It’s been awhile since I’ve posted anything. I’m sorry about that, friends. It’s literally been a whirlwind of a past couple weeks, at least since May 30th.
Here’s a quick recap:
- I was co-best man in my best friend Jake Holland’s wedding down in the great state of Georgia.
- Next Level lost power for a week, so we had church online.
- My “sister” Hattie got married this past weekend.
- I saw Jurassic World. And loved it.
- I joined Periscope.
That’s a pretty good overview of the last few weeks in the life of Jacob Ray. But I want to zoom in on one event, or set of events really, that I didn’t mention.
I had to get my car inspected.
Ew. Just typing the words make me anxious. The whole process is really annoying, which you understand if you operate a motor vehicle of any kind. Usually, it’s a simple drop-off to the inspection station, have a co-worker pick you up (or sit there while they inspect your car), go back when they call to tell you your car passed, and pay $16.
Not this time though. Back in December, before I moved back to the 757, I backed King George into a fence post at my apartment. I was super mad at myself. It broke the tail light housing and cracked the bumper, but I was sure that since no lights were broken, I would be fine.
Boy, do I wish December-me knew what I know now.
I got a call two Tuesdays ago from Eric’s, the auto shop I use, that went like this: “Hey Jacob, your car is ready. It didn’t pass inspection though, since your tail light is busted. Get the tail light replaced and then come back to get it re-inspected.”
Ugh. I dreaded hearing that statement.
Even worse, I had to drive around with a bright pink, “REJECTION,” sticker on my windshield.
If you know me, you know I hate rejection. In any form at all. I don’t care if it’s in a game of pick-up basketball, which I am terrible at by the way, and my shot gets blocked, I get super frustrated and once again confirm my hatred of rejection.
And since I can’t keep things at a surface level ever, I began to dig deep inside of myself once I received this latest piece of rejection.
If I fix the problem that caused my car to be rejected, when it gets re-inspected, it’ll pass the test.
Normally, this is the logic that I follow when I get turned down by the opposite sex. “If I fix what they think is wrong with me, then they’ll see and accept me and want to be with me.”
But when has this ever worked? It didn’t even work when I changed certain ways that I conducted myself when I was dating my college girlfriend. Spoiler alert: she broke up with me anyways.
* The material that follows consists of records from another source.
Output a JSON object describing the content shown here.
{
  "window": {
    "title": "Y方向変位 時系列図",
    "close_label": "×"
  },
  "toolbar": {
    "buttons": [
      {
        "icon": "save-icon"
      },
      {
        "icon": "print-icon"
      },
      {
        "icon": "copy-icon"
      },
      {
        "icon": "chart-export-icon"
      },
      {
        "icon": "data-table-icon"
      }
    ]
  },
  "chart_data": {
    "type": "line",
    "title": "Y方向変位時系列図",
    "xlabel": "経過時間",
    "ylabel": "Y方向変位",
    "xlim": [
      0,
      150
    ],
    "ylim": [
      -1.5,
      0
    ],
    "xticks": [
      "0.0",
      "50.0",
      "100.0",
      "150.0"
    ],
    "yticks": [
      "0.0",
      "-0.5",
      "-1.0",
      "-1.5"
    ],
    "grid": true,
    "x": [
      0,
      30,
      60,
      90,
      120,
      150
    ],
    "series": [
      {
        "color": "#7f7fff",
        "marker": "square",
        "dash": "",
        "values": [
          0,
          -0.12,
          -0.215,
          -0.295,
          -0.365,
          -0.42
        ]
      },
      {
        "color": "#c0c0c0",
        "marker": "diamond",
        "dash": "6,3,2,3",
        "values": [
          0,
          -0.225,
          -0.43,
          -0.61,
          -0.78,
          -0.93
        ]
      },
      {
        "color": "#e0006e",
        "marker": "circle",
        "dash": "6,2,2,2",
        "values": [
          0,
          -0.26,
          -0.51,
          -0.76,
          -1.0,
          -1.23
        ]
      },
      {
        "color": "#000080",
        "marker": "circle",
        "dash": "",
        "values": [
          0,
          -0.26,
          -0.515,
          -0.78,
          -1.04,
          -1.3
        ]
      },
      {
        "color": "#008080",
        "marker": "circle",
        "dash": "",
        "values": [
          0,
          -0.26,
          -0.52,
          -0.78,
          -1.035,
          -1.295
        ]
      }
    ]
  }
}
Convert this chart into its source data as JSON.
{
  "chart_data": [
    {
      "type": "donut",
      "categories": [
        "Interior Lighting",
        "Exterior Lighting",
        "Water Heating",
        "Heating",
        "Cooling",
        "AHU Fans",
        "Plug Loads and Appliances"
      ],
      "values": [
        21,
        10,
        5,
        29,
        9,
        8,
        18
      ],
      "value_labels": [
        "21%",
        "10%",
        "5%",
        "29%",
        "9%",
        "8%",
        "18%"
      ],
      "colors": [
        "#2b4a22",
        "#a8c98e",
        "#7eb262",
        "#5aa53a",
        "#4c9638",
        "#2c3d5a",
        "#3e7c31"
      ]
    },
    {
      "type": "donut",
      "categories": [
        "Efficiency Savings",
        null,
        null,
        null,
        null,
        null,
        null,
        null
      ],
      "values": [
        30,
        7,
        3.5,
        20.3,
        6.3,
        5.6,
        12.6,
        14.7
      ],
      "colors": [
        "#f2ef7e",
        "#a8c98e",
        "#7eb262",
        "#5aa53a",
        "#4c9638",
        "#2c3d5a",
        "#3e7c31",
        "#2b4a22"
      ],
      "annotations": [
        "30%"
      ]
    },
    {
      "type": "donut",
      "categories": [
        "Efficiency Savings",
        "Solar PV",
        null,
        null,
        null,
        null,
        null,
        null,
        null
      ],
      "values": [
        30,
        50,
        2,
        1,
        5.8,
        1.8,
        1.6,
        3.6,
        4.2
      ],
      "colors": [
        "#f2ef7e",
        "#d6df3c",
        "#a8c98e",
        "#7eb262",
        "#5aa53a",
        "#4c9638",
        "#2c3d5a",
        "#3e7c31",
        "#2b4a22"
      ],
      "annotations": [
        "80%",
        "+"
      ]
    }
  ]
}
This whole “fix the specific problem to avoid rejection again” thing only works in the automotive industry. It never works in relationships, whatever level the relationship is on.
Sometimes, we just have aspects of our lives that don’t need fixing. They’re what make us “us.” The small little quirks about us that are unique to our personalities. And if we take those aspects away and try to fix them, we stop being who we are as a result. Just trust me on this one, I’ve been there, done that, and have the scars to prove it.
But sometimes people come into our lives who say, “Yeah you have quirks and some weirdness, but I think it’s kinda cool. I don’t see a problem with it.” They accept the personality traits that others saw as problems, and actually enjoy them.
Truth be told, I’m still waiting for that person to come into my life. I’m still waiting for someone of the opposite sex to accept my quirks and weirdness.
And that’s okay.
Life isn’t all about fixing everything for re-inspection and reinstatement; sometimes just accepting that we’re unique is all we have to do.